Он небрежно поигрывал сигарой, от которой поднималась тонкая голубоватая струйка дыма. В то же время он внимательно изучал капитана и уже составил о нем свое мнение. Наверняка славный малый, мечтающий управлять не таким неприметным пароходиком, как «Арамис», а шикарным океанским лайнером. Капитан, видимо, был из тех, кто внимательно контролирует свои движения и поступки, изредка смотрится в зеркало, чтобы удостовериться, что соответствует тому образу, который сам для себя создал. Должно быть, он восхищается непринужденностью Оуэна и, наверное, оставшись один, тотчас же попытается скопировать его манеры.
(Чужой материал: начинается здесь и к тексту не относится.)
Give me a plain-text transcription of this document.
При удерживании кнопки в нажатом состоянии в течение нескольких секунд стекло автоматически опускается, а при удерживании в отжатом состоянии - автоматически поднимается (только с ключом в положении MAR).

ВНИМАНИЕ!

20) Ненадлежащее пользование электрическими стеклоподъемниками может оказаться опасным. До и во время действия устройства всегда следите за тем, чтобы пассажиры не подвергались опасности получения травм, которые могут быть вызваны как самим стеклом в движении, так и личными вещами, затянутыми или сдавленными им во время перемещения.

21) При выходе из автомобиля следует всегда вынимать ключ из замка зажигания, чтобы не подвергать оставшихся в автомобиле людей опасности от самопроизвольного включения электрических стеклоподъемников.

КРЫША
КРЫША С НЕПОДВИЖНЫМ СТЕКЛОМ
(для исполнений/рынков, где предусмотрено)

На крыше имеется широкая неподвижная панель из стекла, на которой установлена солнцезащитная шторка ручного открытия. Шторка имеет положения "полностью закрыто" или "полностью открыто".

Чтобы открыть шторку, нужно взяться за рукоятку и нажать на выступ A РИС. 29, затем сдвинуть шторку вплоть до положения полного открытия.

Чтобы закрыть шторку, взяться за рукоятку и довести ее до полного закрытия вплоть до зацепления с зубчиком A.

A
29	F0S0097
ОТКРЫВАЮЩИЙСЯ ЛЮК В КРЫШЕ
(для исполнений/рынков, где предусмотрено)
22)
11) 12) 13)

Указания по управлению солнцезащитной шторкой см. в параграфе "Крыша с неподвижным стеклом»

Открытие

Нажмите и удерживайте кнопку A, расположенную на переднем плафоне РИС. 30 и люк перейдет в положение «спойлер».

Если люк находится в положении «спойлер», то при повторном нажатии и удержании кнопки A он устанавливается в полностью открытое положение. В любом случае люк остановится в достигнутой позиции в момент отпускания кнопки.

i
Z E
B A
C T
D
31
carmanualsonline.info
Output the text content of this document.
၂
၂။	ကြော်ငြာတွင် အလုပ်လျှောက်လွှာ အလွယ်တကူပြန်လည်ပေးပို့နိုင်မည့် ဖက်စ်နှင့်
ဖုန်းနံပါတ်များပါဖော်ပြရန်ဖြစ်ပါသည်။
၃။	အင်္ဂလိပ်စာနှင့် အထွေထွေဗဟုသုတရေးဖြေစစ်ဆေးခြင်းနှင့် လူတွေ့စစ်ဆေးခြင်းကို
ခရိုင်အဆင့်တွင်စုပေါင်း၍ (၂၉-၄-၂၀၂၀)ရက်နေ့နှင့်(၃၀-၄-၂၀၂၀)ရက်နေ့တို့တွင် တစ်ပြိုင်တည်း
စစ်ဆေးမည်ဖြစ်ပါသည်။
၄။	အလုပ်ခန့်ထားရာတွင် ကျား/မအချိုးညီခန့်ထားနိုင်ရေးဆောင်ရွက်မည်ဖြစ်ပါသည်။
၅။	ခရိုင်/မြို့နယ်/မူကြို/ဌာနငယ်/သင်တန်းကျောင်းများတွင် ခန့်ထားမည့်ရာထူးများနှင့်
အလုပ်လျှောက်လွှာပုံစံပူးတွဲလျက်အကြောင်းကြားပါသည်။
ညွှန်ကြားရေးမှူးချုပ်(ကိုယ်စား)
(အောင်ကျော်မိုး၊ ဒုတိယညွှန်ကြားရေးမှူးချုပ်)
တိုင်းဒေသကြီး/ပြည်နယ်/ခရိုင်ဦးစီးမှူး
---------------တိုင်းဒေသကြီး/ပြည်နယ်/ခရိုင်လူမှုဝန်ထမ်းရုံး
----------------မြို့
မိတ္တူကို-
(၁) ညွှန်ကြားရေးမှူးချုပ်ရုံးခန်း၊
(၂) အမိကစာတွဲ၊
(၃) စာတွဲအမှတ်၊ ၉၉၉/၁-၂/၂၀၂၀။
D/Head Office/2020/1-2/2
— Французы это называют «выпустить пар»… Обычно человек уезжает из дома, начинает пить, садится на любое судно и пьет там десять, двадцать дней — с утра до вечера и с вечера до утра. Потом внезапно приходит в себя, испытывает острое желание вернуться домой, к семье с ее налаженным бытом. Доставьте ему то, что он требует, и я удивлюсь, если он вообще выйдет из каюты.
В итоге капитан вызвал стюарда и велел ему отнести пассажиру заказанную бутылку виски.
Затем мужчины еще немного поговорили. Капитан Магр, смущаясь, продемонстрировал свои акварели, а также фотографию дочери, учившейся пению в Бордо.
— Вы впервые будете на Таити, майор Оуэн? Долго собираетесь там пробыть? Желаю вам не разочароваться… Обычно ожидают чего-то совсем другого… Как раз природа там уникальная и климат превосходный. А вот люди, их жизнь, взаимоотношения… В общем, увидите!
Он добавил, слегка уничижительно в адрес пассажиров:
— Уже здесь, на борту, можно представить себе, что там вас ждет.